A brief word about the units. Astronomers tend to use cgs, not SI. So the flux usually has units [ergs/s/cm2/sr], the emissivity eji is in [ph cm3/s] (unless the factor hc/lambda is included in the emissivity, in which case the units are [ergs cm3/s]), and the emission measure is in [cm3].

The emission measure is a story by itself, one best left alone for another time.

2 Comments
  1. hlee:

    Irrelevant, but I want to share my experience from an astronomy class (SP ’08) taught by Prof. Finkbeiner at Harvard. As the semester approached to the end, the professor asked students topics to be covered, one of them was MCMC. I became curious how he’ll introduce and cover the vast world of MCMC to students in an hour or so. I thought he’ll start with Bayes theorem, which easily bore off students at the beginning (Although Bayes theorem is prevailed in daily life either consciously or unconsciously, when it comes to a theorem nobody gets excited). I think he was brilliant. He began his lecture from detailed balance (derived from these line emission equations if I recall correctly) to reach posterior ~ likelihood*prior without saying much about the statistical definitions of likelihoods, priors, and posteriors. Since the integrations basically require MCMC methodologies, he made a smooth transition and introduced Gibbs sampling and Metropolis-Hasting algorithm.

    The reason for telling my experience is that there is quite statistics about your post, although the equations are purely based on (atomic) physics.

    05-14-2008, 5:34 pm
  2. TomLoredo:

    Hyunsook, that’s an encouraging story—that MCMC is being taught so effectively to astronomers at Harvard. As you noted, there’s nothing about MCMC that is particularly Bayesian (in fact, even Bayesian use of it is typically frequentist in flavor), so there’s no need to start with Bayes’s theorem. After all, (Bayesian) statisticians “borrowed” MCMC from statistical physics, where it had been flourishing in non-statistical problems since the time of Metropolis et al..

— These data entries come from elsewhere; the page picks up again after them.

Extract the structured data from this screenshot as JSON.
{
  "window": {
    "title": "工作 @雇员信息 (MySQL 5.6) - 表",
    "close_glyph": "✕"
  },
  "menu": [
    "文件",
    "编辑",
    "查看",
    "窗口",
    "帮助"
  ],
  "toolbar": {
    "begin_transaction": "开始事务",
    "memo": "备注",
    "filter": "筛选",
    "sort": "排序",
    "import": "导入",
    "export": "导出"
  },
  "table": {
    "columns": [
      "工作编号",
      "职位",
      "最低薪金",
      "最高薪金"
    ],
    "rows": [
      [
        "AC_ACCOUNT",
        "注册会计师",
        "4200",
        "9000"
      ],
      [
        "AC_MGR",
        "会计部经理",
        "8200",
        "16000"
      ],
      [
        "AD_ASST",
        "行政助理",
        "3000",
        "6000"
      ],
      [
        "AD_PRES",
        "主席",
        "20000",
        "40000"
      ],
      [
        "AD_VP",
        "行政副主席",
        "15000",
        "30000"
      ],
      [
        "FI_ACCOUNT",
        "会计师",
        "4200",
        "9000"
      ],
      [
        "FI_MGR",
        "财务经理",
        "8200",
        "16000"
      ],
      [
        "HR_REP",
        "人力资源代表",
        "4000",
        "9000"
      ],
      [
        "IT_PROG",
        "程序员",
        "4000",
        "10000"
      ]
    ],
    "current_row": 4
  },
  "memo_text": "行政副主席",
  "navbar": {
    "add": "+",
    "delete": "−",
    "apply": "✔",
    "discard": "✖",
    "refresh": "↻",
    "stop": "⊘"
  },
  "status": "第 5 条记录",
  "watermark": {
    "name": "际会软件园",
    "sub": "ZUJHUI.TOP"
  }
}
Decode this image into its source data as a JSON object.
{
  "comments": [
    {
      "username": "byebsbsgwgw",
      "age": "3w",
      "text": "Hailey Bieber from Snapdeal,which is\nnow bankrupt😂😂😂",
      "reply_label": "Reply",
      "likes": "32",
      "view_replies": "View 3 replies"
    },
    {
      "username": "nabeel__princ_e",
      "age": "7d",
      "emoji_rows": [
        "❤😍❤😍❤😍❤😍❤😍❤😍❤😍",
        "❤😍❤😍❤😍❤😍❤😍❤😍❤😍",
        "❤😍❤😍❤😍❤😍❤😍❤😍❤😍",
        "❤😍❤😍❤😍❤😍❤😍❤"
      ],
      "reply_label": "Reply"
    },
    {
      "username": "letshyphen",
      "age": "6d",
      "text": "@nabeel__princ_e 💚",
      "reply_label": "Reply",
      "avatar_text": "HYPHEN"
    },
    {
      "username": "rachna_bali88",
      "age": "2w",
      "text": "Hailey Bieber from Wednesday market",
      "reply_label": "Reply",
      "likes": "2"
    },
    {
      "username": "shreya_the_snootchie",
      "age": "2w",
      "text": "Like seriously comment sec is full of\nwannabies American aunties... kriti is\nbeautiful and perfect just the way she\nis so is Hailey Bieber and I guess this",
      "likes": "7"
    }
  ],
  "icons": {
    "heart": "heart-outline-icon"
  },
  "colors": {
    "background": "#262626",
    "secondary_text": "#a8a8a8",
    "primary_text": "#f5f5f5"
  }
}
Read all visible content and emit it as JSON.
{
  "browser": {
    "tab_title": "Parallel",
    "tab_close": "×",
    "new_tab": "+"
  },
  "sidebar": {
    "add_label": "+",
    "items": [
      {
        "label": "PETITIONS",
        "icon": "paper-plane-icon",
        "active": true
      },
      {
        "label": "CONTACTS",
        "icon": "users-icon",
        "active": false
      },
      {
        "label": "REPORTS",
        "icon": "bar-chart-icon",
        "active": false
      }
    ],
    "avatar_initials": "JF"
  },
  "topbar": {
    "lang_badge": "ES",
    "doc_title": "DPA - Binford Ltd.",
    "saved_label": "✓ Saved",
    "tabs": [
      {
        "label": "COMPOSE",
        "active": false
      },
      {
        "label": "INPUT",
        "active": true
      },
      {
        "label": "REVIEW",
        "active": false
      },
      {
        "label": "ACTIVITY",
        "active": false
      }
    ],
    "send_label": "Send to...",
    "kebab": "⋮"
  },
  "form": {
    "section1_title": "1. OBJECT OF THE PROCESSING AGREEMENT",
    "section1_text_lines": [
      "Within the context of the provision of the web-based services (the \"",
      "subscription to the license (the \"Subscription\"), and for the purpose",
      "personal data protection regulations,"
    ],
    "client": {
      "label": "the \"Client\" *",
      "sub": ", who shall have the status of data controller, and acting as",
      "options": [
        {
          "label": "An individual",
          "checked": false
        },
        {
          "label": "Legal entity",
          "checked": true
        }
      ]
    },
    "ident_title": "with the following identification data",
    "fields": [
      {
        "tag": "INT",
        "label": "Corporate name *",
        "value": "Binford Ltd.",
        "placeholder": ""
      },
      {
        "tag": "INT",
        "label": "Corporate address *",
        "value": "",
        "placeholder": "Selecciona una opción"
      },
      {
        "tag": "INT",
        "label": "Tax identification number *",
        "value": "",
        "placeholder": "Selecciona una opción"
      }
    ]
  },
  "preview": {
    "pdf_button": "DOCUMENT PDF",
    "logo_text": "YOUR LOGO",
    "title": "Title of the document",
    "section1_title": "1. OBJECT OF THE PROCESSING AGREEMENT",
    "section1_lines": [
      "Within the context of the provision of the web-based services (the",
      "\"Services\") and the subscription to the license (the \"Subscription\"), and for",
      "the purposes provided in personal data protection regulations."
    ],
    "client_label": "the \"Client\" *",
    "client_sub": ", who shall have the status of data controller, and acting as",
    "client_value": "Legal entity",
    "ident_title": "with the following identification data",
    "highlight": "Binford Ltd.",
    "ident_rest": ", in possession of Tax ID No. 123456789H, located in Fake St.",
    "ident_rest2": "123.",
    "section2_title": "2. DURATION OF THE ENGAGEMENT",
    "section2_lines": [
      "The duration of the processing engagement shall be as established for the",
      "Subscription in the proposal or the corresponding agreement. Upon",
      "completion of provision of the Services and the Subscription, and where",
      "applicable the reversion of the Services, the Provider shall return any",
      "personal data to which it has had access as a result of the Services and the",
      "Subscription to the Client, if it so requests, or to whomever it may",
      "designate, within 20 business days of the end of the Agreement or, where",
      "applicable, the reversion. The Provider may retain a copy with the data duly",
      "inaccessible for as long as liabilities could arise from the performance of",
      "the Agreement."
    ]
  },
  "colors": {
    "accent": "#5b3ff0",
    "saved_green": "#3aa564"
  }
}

    Fundamentally, MCMC is just a way to build a pseudo-random number generator; the algorithm is a Big Deal because it lets you build one for complicated, multivariate distributions in an apparently straightforward fashion. (I say “apparently straightforward” because there’s lots to worry about in the actual implementation for complex problems, even though the Metropolis-Hastings algorithm most commonly used for MCMC is incredibly simple.) It just so happens that Bayesian calculations often require integrals of complicated, multivariate distributions, so MCMC has become closely associated with Bayes.

    One of my first introductions to MCMC was a review paper by D. Toussaint, “Introduction to algorithms for Monte Carlo simulations and their application to QCD” (Computer Physics Communications, v56, 69-92 (1989)). The first few pages have a physics-flavored intro to the basic ideas of MCMC, motivated by problems in statistical physics and lattice QCD (not a prior or likelihood in sight!). I still send astronomer and physicist colleagues to this paper (among others), to see MCMC ideas in our language. As with Finkebeiner’s lecture, a key element in Toussaint’s presentation is detailed balance. It’s a nice paper, taking the reader from basic Monte Carlo to the Metropolis algorithm, Langevin methods, and ultimately hybrid Monte Carlo, in not very many pages.

    (It’s perhaps worth noting that reversibility (detailed balance) is a sufficient but not necessary condition for a Markov chain to have a desired target distribution be its stationary distribution. There has been very little exploration of non-reversible algorithms; Diaconis, Holmes and Neal had a paper on this not long ago.)